If you’re not able to do individual-level linking then linking team scores is usually valuable (it might be worth doing as well even if you can do individual-level linking).
What you’ll typically find
In many instances when a building a model which includes both ‘traditional’ employee data and perception data the perception variables will be about 40% of the most important variables in the model. The key advantage however is that the perception data will be the easiest ones to action and therefore, arguably, the most valuable.
Take an example of some attrition modelling we conducted several years ago. It turned out that for high performers being in a team where the team scores for a question related to whether processes got in the way of doing good work was one of the most important variables. We identified the bottom teams in this area and were able to target those areas for performance improvement work. (Our loss function enabled us to identify the expected value of this work).

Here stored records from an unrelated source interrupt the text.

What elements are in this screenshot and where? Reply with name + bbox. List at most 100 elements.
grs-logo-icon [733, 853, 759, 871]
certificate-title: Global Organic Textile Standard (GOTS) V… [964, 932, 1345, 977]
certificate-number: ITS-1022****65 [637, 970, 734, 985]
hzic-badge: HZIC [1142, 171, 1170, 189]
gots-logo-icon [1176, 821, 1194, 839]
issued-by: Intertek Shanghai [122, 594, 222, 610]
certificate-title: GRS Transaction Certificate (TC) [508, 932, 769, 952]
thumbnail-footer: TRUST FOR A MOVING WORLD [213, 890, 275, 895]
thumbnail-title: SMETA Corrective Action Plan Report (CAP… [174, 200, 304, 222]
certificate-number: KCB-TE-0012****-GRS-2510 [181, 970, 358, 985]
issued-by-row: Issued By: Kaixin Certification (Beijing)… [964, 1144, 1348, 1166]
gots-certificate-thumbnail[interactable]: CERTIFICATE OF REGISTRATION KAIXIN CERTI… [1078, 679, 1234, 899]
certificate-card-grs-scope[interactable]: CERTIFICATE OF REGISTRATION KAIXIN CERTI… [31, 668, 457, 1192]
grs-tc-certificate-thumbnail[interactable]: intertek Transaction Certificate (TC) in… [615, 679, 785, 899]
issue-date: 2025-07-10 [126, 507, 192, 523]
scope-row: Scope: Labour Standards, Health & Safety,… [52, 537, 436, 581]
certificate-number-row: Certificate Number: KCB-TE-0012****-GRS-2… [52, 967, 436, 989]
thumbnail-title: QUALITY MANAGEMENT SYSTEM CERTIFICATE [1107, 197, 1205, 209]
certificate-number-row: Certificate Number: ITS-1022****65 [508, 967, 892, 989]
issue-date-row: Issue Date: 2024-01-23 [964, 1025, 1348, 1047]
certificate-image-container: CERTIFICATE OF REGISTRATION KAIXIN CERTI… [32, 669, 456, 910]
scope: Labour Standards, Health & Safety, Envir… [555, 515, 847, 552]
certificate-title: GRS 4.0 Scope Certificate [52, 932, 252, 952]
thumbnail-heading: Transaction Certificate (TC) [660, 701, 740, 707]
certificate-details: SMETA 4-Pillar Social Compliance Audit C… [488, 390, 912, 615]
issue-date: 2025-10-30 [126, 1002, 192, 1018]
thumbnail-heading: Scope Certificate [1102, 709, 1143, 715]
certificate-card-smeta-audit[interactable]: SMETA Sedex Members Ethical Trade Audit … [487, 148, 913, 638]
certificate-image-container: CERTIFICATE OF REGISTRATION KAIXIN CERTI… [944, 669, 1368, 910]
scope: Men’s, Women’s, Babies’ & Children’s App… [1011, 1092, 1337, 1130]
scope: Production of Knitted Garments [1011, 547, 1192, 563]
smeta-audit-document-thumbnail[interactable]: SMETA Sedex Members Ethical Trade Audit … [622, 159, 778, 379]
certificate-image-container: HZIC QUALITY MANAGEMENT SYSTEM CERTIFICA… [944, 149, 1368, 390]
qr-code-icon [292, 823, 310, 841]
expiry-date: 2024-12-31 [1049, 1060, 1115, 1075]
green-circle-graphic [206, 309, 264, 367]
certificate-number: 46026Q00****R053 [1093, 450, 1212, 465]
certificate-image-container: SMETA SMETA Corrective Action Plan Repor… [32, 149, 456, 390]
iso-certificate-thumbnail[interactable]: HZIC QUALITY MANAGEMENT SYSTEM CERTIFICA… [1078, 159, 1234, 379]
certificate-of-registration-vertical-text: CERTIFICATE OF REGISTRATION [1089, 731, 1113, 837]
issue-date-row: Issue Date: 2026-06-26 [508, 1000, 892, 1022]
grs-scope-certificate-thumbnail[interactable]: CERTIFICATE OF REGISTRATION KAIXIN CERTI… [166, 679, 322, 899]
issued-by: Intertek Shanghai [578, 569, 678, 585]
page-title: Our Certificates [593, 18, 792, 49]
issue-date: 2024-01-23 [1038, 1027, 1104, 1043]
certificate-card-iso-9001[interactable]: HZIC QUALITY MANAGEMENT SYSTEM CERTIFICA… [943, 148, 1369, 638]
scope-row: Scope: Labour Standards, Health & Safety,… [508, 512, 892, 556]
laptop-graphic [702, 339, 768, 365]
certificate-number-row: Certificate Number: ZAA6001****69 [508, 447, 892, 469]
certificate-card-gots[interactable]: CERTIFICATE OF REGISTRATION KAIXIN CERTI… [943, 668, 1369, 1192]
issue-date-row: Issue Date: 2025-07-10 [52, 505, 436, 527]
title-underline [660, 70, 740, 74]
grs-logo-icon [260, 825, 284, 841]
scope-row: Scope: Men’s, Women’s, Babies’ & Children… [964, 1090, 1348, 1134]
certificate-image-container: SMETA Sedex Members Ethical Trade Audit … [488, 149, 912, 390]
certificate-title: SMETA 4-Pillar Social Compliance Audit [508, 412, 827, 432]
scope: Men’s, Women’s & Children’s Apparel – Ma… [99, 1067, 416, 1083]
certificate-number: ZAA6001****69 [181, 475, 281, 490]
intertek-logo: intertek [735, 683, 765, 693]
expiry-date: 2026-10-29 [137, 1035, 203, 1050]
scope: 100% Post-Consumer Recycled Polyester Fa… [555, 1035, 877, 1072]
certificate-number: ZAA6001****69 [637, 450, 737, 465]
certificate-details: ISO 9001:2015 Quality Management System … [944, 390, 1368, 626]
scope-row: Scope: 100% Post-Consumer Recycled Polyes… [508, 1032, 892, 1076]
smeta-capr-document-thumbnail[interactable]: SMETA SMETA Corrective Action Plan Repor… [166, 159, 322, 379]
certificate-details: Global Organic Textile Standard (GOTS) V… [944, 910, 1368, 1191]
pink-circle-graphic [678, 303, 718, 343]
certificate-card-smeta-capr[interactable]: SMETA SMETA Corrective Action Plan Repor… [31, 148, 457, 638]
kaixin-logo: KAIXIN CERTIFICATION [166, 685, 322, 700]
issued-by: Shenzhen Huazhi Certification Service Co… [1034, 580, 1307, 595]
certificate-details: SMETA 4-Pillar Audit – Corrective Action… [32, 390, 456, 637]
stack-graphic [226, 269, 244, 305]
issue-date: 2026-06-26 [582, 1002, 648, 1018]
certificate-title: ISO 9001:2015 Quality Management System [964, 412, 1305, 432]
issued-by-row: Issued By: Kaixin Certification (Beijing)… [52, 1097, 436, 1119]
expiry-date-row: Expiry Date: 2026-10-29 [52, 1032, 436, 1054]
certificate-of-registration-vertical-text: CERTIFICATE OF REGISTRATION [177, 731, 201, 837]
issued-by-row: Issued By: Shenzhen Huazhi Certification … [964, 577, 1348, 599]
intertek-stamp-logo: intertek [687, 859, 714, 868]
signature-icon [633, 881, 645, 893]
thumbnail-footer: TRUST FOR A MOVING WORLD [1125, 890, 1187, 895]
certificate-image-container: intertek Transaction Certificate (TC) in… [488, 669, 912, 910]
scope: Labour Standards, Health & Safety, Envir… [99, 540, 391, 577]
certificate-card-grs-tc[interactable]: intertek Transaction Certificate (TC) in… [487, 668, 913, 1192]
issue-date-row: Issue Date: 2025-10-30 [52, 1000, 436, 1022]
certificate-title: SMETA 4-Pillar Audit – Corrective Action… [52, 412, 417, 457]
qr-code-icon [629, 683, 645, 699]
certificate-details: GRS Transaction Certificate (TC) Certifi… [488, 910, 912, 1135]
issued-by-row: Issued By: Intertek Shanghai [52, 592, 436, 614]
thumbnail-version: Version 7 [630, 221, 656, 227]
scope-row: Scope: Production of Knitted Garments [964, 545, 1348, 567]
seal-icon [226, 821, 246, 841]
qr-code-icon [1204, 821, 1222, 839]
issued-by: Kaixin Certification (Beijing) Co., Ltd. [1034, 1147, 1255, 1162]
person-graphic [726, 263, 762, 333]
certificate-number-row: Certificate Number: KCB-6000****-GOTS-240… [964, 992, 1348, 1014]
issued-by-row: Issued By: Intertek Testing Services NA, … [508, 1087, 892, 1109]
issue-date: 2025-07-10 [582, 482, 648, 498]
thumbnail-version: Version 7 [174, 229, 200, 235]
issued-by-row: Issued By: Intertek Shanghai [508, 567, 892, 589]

Developing a strategy for data capture
When you explore probable factors that influence your target variable you’ll almost certainly find ones where data collection is needed, frequently by use of a survey. Ensuring that you’re capturing these variables as early as possible is critical if you’re going to monitor and improve the target on a continual basis.
The great thing is that you can usually package various variables into a small number of short surveys. Depending on what you’re studying these might be regular surveys or event-triggered surveys.
If you’re starting and are still trying to understand what could be driving the behaviour that you’re trying to model we’d strongly recommend using open questions / text analysis. If you’ve got this information already (or have your own tool to collect it) then our Workometry Lite solution was designed specifically for this use-case.
When you’ve identified the key question then you can think about transitioning to scale or choice questions in addition to your open question. As the organization changes you can expect the reasons why to change.
Finally, if you’re using a survey provider or survey app it’s vitally important to ensure that you have access to individual-level data. We’ve seen too many instances where providers refuse to provide individual data or charge large amounts to do this. If you want to really make an impact with your analysis you need to be in control of your data.